Content Analysis and Natural Language Processing
Lecturer: Thomas Hills
Week 1 (16 - 20 August 2021).
The aim of this workshop is to provide participants with a practical hands-on and theoretical understanding of new methods in content analysis made possible by applying digital technology to text corpora.
This approach scales from words to documents to large text corpora.
Some of the issues this approach addresses include the following:
- Understanding the speech of political leaders: What U.S. president is viewed most negatively? Does political speech incite violence?
- Detecting historical changes in happiness: Which nations are happiest and how has their happiness changed over time? Does national happiness correlate with GDP, longevity, democratization, etc?
- Predicting views of brands: What does it mean to be a luxury brand? What associations do people have with different products?
- Using language to predict personality or changes across an individual’s lifespan: How did the writing of Darwin, Mozart, and Van Gogh change across their lifespan?
The course will begin by providing participants with an understanding of what natural language processing offers content analysis. Automation can allow interesting content questions to be answered in very short periods of time (sometimes minutes), saving weeks or months of research time. It can also introduce new questions that lead to innovative research programmes.
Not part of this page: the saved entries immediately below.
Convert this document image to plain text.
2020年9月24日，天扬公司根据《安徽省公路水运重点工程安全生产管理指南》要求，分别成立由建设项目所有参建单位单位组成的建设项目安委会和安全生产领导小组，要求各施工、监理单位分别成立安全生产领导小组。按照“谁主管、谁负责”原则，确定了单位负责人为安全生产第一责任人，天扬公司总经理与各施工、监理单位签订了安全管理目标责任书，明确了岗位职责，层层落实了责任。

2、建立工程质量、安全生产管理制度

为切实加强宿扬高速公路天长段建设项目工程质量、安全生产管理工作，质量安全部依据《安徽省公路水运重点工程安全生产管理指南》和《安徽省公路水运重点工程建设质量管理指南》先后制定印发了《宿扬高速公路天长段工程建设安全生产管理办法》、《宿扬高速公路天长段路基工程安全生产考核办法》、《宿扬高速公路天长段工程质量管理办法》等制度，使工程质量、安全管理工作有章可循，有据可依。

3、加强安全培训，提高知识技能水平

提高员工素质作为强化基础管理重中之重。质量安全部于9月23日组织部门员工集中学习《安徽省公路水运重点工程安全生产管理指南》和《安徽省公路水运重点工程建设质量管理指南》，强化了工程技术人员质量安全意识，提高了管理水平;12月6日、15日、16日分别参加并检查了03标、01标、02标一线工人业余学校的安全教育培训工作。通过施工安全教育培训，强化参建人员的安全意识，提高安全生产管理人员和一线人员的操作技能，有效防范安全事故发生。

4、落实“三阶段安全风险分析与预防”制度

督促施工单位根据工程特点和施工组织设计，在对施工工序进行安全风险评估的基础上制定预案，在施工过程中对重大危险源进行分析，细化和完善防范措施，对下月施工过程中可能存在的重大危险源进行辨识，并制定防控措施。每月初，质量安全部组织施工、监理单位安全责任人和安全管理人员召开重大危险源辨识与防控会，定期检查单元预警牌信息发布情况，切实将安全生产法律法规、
Specific cases will be used to motivate more detailed analysis of their methodological approach and participants will work with real data to replicate existing findings and investigate novel hypotheses of their own. Finally, participants will receive guidance in developing and answering questions of their own, working on their own projects.
On completion of the course, participants will be able to recognize and implement many common approaches to content analysis using NLP and take the first steps towards formulating and addressing problems of their own in social data science or the digital humanities. Participants will also be provided with detailed information about how to follow up and learn more with respect to their particular area of interest.
- Dodds, P. S., & Danforth, C. M. (2010). Measuring the happiness of large-scale written expression: Songs, blogs, and presidents. Journal of Happiness Studies, 11(4), 441-456. https://link.springer.com/content/pdf/10.1007/s10902-009-9150-9.pdf
- Lansdall-Welfare, T., Sudhahar, S., Thompson, J., Lewis, J., Team, F. N., & Cristianini, N. (2017). Content analysis of 150 years of British periodicals. Proceedings of the National Academy of Sciences, 201606380. https://www.pnas.org/content/pnas/114/4/E457.full.pdf
- Müller, K., & Schwarz, C. (2019). Fanning the flames of hate: Social media and hate crime. Available at SSRN 3082972. https://papers.ssrn.com/sol3/papers.cfm?abstract_id=3082972
- Hills, T., Proto, E., & Sgroi, D. (2019). Historical analysis of national subjective wellbeing using millions of digitized books. Nature Human Behavior, 1-5. https://warwick.ac.uk/fac/sci/psych/people/thills/thills/2019_hillsproto...
Participants taking this course should be interested in learning more about the power of computational approaches to automate questions in communication, humanities, and the social sciences. Though the course will primarily use R, I will provide all the code. Participants will therefore learn a bit about R, but can also import results in Excel or to other platforms (e.g., SPSS).
Students are advised that prior knowledge with R will help them advance more quickly with their applications, but this knowledge is not necessary to learn from this course. The course will provide a general introduction to R and, more importantly, a strong conceptual foundation for understanding what natural language processing can achieve.